Attirés par le produit qui ne s'abîme pas et ne demande pas beaucoup de travail manuel, les amandiers ont planté 74 000 acres à la fin des années 1970.

Aujourd'hui, le Golden State récolte les noix sur une étendue de terres agricoles de 800 km qui a fait des amandes la première exportation agricole de Californie en 2021 à 4,7 milliards de dollars, soit trois fois plus que dans les années 1990.

Cette année, alors que le cœur agricole de l'État traverse une troisième année de sécheresse, les agriculteurs doivent prendre des décisions difficiles concernant l'abandon des vergers des cultures permanentes assoiffées qui ont besoin d'eau toute l'année.

La sécheresse de 2021 a coûté à elle seule au secteur agricole californien environ 1,1 milliard de dollars et près de 8 750 emplois à temps plein, selon une analyse récente menée par des chercheurs de l'UC Merced.

Sur un autre front, les producteurs recherchent l'aide des États et du gouvernement fédéral pour établir de nouvelles stratégies d'expédition plus fiables. Les propositions en cours de discussion incluent le contournement total du port d'Oakland en faisant transporter des amandes et d'autres produits agricoles par chemin de fer vers des compagnies maritimes le long de la côte américaine du golfe.

Le mois dernier, des chefs de file de l'industrie se sont associés à des compagnies de chemin de fer pour créer un petit terminal agricole expérimental "éphémère" dans le complexe portuaire de Los Angeles-Long Beach.

"Nous devons aller là où il y a des bateaux qui transporteront nos produits", a déclaré Bettencourt. "Donc, tout est à bord des nouveaux trains express d'amande qui arrivent dans le port de LA."

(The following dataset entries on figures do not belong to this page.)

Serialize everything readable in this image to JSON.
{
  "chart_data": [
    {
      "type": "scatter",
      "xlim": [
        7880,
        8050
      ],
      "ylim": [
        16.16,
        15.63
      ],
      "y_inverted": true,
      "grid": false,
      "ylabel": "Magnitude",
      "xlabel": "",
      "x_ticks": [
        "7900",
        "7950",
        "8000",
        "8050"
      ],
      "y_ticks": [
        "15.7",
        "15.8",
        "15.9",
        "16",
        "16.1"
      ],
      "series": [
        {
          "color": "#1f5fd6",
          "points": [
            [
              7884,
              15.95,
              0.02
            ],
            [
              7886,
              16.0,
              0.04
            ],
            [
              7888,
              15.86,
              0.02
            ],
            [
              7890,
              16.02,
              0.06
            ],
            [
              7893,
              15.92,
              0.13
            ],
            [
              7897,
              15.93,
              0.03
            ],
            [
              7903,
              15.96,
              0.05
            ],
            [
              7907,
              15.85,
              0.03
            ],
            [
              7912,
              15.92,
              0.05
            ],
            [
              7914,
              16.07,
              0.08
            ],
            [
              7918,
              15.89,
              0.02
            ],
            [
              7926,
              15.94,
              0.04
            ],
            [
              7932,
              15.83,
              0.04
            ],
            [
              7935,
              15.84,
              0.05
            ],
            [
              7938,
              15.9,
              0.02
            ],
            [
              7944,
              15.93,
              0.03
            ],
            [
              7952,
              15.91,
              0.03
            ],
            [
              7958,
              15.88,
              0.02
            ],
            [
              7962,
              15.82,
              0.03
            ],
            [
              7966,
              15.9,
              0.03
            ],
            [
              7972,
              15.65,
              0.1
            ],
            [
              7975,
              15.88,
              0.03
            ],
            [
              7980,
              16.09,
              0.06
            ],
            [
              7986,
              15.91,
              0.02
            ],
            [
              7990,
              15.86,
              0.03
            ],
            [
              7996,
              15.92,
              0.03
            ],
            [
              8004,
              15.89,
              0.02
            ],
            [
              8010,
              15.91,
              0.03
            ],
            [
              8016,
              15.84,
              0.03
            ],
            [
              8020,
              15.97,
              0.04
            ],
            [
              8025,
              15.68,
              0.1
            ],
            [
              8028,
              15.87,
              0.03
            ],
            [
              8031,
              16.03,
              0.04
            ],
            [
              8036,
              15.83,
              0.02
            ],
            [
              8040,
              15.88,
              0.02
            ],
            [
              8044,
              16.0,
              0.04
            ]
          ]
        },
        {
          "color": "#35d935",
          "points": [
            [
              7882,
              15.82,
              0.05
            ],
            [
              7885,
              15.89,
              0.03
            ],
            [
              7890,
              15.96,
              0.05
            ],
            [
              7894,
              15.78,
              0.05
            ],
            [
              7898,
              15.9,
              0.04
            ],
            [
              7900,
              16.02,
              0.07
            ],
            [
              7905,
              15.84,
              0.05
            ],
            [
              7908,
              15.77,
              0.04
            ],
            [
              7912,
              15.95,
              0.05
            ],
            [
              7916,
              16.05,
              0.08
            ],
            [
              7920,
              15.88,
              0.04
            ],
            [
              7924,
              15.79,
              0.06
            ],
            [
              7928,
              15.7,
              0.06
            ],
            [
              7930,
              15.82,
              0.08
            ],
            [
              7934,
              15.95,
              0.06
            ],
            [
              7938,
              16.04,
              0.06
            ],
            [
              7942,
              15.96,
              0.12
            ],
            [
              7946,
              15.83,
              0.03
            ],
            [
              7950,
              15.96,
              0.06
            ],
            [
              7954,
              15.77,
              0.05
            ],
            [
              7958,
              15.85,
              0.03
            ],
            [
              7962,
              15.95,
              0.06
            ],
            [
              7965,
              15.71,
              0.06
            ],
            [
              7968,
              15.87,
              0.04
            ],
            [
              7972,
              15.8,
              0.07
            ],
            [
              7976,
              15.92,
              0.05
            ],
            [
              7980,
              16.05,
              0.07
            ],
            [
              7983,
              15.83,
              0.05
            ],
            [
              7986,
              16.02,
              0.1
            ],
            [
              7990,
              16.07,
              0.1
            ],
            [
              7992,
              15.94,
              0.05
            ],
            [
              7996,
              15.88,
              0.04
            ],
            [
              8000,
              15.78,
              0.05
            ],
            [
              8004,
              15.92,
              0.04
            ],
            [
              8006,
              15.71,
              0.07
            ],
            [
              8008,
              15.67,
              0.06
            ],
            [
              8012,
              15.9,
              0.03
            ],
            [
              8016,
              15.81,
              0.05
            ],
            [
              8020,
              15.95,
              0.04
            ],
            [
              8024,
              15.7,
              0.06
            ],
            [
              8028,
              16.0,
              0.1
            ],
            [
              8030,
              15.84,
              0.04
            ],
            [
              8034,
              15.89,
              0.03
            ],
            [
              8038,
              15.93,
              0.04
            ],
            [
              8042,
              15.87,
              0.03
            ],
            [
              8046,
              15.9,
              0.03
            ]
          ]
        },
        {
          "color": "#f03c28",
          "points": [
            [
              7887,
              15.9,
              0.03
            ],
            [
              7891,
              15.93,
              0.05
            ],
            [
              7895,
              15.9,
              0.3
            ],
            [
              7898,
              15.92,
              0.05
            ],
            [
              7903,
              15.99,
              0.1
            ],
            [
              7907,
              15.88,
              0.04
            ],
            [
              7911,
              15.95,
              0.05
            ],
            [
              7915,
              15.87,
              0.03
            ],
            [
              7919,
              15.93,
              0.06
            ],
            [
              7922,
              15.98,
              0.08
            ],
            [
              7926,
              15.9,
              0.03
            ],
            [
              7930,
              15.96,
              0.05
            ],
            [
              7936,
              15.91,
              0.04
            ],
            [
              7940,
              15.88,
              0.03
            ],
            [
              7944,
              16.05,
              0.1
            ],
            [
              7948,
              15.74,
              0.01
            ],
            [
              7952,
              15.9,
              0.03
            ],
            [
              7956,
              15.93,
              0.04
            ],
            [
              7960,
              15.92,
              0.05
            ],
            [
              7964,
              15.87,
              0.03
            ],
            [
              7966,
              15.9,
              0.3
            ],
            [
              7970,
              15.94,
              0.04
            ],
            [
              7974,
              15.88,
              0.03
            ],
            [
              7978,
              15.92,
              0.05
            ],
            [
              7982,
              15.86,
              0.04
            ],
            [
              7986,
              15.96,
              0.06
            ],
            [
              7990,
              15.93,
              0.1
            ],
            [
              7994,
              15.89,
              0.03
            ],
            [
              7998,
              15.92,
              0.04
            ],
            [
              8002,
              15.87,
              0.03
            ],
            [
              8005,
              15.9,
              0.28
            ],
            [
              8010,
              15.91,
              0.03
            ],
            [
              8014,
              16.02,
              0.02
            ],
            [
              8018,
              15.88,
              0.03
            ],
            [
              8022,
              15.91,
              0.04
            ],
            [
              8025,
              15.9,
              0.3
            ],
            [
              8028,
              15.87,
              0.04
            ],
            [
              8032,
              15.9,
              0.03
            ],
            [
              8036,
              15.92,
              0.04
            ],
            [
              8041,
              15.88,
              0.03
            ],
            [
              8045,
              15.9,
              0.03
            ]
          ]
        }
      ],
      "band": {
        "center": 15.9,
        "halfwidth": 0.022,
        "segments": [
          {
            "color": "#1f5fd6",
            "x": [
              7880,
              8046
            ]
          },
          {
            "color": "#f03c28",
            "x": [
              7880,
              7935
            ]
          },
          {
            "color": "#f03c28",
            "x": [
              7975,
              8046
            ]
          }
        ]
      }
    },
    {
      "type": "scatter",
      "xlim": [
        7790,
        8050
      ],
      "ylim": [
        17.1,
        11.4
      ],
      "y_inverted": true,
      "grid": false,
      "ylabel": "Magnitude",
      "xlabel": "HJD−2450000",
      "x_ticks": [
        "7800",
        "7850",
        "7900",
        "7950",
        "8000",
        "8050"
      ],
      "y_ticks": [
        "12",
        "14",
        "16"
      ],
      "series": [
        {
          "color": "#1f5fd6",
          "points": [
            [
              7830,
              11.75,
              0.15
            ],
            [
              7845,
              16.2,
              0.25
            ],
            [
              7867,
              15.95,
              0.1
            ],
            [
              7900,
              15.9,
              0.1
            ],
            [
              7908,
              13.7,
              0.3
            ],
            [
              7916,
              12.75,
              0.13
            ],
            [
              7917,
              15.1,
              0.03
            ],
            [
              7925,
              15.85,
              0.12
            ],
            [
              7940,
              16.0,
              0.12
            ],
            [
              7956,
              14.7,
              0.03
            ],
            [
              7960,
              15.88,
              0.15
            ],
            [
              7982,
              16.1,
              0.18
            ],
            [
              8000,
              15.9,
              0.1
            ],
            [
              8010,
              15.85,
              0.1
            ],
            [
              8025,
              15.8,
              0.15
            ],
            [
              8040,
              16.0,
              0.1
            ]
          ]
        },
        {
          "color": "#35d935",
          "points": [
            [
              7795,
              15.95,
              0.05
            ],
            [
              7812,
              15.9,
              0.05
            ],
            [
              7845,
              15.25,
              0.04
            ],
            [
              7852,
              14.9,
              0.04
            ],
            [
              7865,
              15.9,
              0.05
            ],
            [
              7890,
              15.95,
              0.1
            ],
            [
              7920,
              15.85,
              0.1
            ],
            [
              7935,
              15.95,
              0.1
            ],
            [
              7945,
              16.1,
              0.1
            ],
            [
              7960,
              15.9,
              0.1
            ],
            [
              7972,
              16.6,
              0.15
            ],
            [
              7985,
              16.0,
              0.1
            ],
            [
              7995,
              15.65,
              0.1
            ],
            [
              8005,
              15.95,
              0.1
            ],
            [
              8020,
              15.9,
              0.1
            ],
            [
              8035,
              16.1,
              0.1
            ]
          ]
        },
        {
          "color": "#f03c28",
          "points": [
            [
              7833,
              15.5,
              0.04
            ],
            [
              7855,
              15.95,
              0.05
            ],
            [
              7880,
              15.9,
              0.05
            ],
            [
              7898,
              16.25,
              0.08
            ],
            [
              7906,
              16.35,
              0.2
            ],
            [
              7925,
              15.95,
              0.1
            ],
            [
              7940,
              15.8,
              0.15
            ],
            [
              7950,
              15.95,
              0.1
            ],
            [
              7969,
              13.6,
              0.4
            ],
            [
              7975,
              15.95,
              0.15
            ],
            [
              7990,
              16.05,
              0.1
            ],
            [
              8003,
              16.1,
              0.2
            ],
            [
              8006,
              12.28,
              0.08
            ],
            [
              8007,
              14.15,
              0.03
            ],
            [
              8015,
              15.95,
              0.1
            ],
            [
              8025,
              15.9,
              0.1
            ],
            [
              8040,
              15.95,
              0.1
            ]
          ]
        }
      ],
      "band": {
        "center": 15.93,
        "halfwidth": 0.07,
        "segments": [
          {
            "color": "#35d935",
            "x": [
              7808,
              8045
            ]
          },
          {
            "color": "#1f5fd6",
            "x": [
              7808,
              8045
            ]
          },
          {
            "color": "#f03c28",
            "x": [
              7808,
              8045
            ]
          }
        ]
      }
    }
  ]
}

Les défis auxquels sont confrontés les producteurs d'amandes testent les limites de la compassion parmi les écologistes qui ont longtemps critiqué le rôle démesuré de leur industrie dans l'exploitation des approvisionnements en eau de la région aride. L'industrie répond que l'eau lui permet de générer plus de 100 000 emplois dans tout l'État et de rivaliser sur un marché mondial inondé de cultures étrangères bon marché.

Le débat n'est pas nouveau. Au fil des décennies, alors que la vallée centrale est devenue la région agricole la plus productive du monde, les écologistes, les producteurs et les politiciens se sont attaqués aux problèmes d'eau et à la taille des exploitations d'amandes, de pistaches, de noisettes et de noix qui consomment beaucoup d'eau.

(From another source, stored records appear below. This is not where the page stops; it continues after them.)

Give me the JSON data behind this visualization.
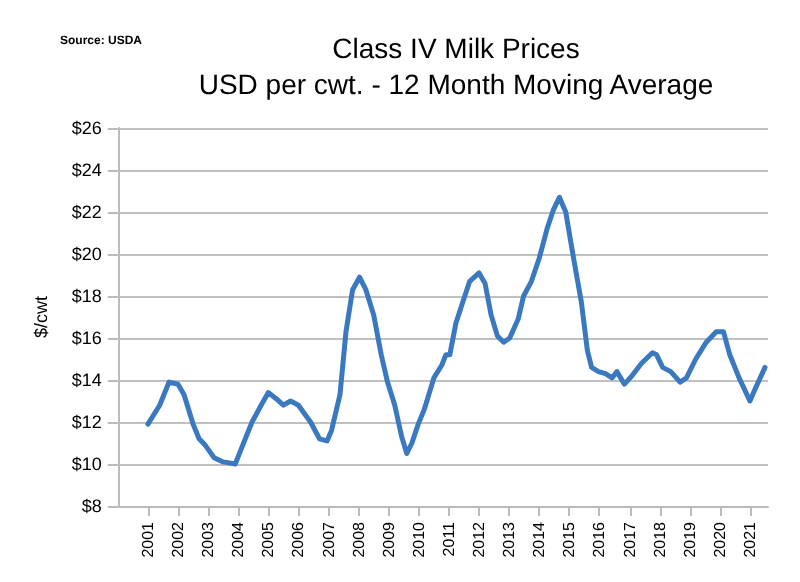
{
  "chart_data": {
    "type": "line",
    "title": "Class IV Milk Prices",
    "subtitle": "USD per cwt. - 12 Month Moving Average",
    "ylabel": "$/cwt",
    "annotations": [
      "Source: USDA"
    ],
    "x": [
      2001.0,
      2001.39,
      2001.7,
      2002.0,
      2002.2,
      2002.5,
      2002.7,
      2002.9,
      2003.2,
      2003.5,
      2003.9,
      2004.15,
      2004.46,
      2004.76,
      2005.0,
      2005.27,
      2005.5,
      2005.74,
      2006.0,
      2006.4,
      2006.7,
      2006.95,
      2007.1,
      2007.38,
      2007.58,
      2007.8,
      2008.03,
      2008.24,
      2008.5,
      2008.75,
      2008.96,
      2009.2,
      2009.43,
      2009.6,
      2009.77,
      2009.98,
      2010.18,
      2010.5,
      2010.76,
      2010.9,
      2011.03,
      2011.23,
      2011.48,
      2011.69,
      2012.0,
      2012.2,
      2012.4,
      2012.61,
      2012.82,
      2013.02,
      2013.3,
      2013.48,
      2013.74,
      2014.0,
      2014.26,
      2014.47,
      2014.67,
      2014.88,
      2015.14,
      2015.4,
      2015.6,
      2015.74,
      2015.97,
      2016.2,
      2016.42,
      2016.58,
      2016.83,
      2017.08,
      2017.4,
      2017.76,
      2017.9,
      2018.1,
      2018.37,
      2018.68,
      2018.89,
      2019.2,
      2019.55,
      2019.88,
      2020.12,
      2020.33,
      2020.64,
      2021.0,
      2021.15,
      2021.5
    ],
    "series": [
      {
        "color": "#3a78c0",
        "values": [
          11.9,
          12.8,
          13.9,
          13.8,
          13.3,
          11.9,
          11.2,
          10.9,
          10.3,
          10.1,
          10.0,
          10.9,
          12.0,
          12.8,
          13.4,
          13.1,
          12.8,
          13.0,
          12.8,
          12.0,
          11.2,
          11.1,
          11.6,
          13.3,
          16.3,
          18.3,
          18.9,
          18.3,
          17.1,
          15.2,
          13.9,
          12.8,
          11.3,
          10.5,
          11.0,
          11.9,
          12.6,
          14.1,
          14.7,
          15.2,
          15.2,
          16.7,
          17.8,
          18.7,
          19.1,
          18.6,
          17.1,
          16.1,
          15.8,
          16.0,
          16.9,
          18.0,
          18.7,
          19.8,
          21.2,
          22.1,
          22.7,
          22.0,
          19.8,
          17.7,
          15.4,
          14.6,
          14.4,
          14.3,
          14.1,
          14.4,
          13.8,
          14.2,
          14.8,
          15.3,
          15.2,
          14.6,
          14.4,
          13.9,
          14.1,
          15.0,
          15.8,
          16.3,
          16.3,
          15.2,
          14.1,
          13.0,
          13.5,
          14.6
        ]
      }
    ],
    "xlim": [
      2000,
      2021.6
    ],
    "xticks": [
      2001,
      2002,
      2003,
      2004,
      2005,
      2006,
      2007,
      2008,
      2009,
      2010,
      2011,
      2012,
      2013,
      2014,
      2015,
      2016,
      2017,
      2018,
      2019,
      2020,
      2021
    ],
    "ylim": [
      8,
      26
    ],
    "yticks": [
      {
        "value": 8,
        "label": "$8"
      },
      {
        "value": 10,
        "label": "$10"
      },
      {
        "value": 12,
        "label": "$12"
      },
      {
        "value": 14,
        "label": "$14"
      },
      {
        "value": 16,
        "label": "$16"
      },
      {
        "value": 18,
        "label": "$18"
      },
      {
        "value": 20,
        "label": "$20"
      },
      {
        "value": 22,
        "label": "$22"
      },
      {
        "value": 24,
        "label": "$24"
      },
      {
        "value": 26,
        "label": "$26"
      }
    ],
    "grid": "y",
    "marker": "none",
    "line_style": "solid"
  }
}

Selon les rapports de l'industrie, les vergers d'amandiers représentent moins de 13 % du total des terres agricoles irriguées de l'État et n'utilisent que 9 % de l'eau agricole de l'État.

Mais à un moment où le gouverneur Gavin Newsom appelle les Californiens à réduire volontairement leur consommation d'eau de 15 %, selon les critiques, il faut encore 1,1 gallon d'eau pour faire pousser une amande, et pour faire pousser une livre d'amandes, il faut environ 1 900 gallons d'eau. .

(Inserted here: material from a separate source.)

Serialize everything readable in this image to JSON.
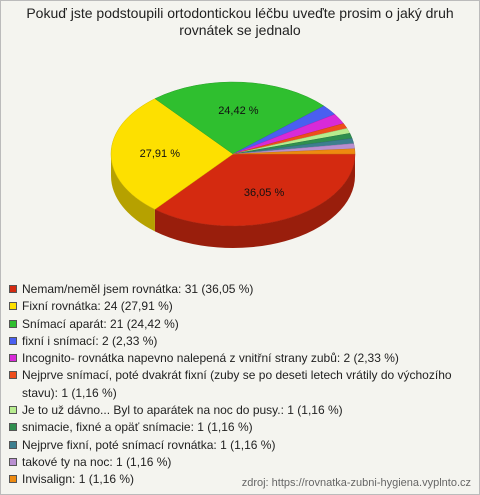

"Le climat de la Californie change irrévocablement au milieu de la pire sécheresse de l'histoire", a déclaré Jessica Gable, porte-parole du groupe à but non lucratif Food and Water Watch. "Nous risquons une pénurie d'eau extrême à moins de passer à des cultures beaucoup moins gourmandes en eau que les amandes."

David Phippen n'irait pas aussi loin.

Après tout, la demande mondiale d'amandes reste forte, surtout à des prix plus bas. Il préférerait donc attendre et voir comment la récolte de 2022 évoluera au cours des prochains mois.

"Appelez-moi optimiste", a-t-il dit, "mais les choses semblent en fait s'améliorer un peu."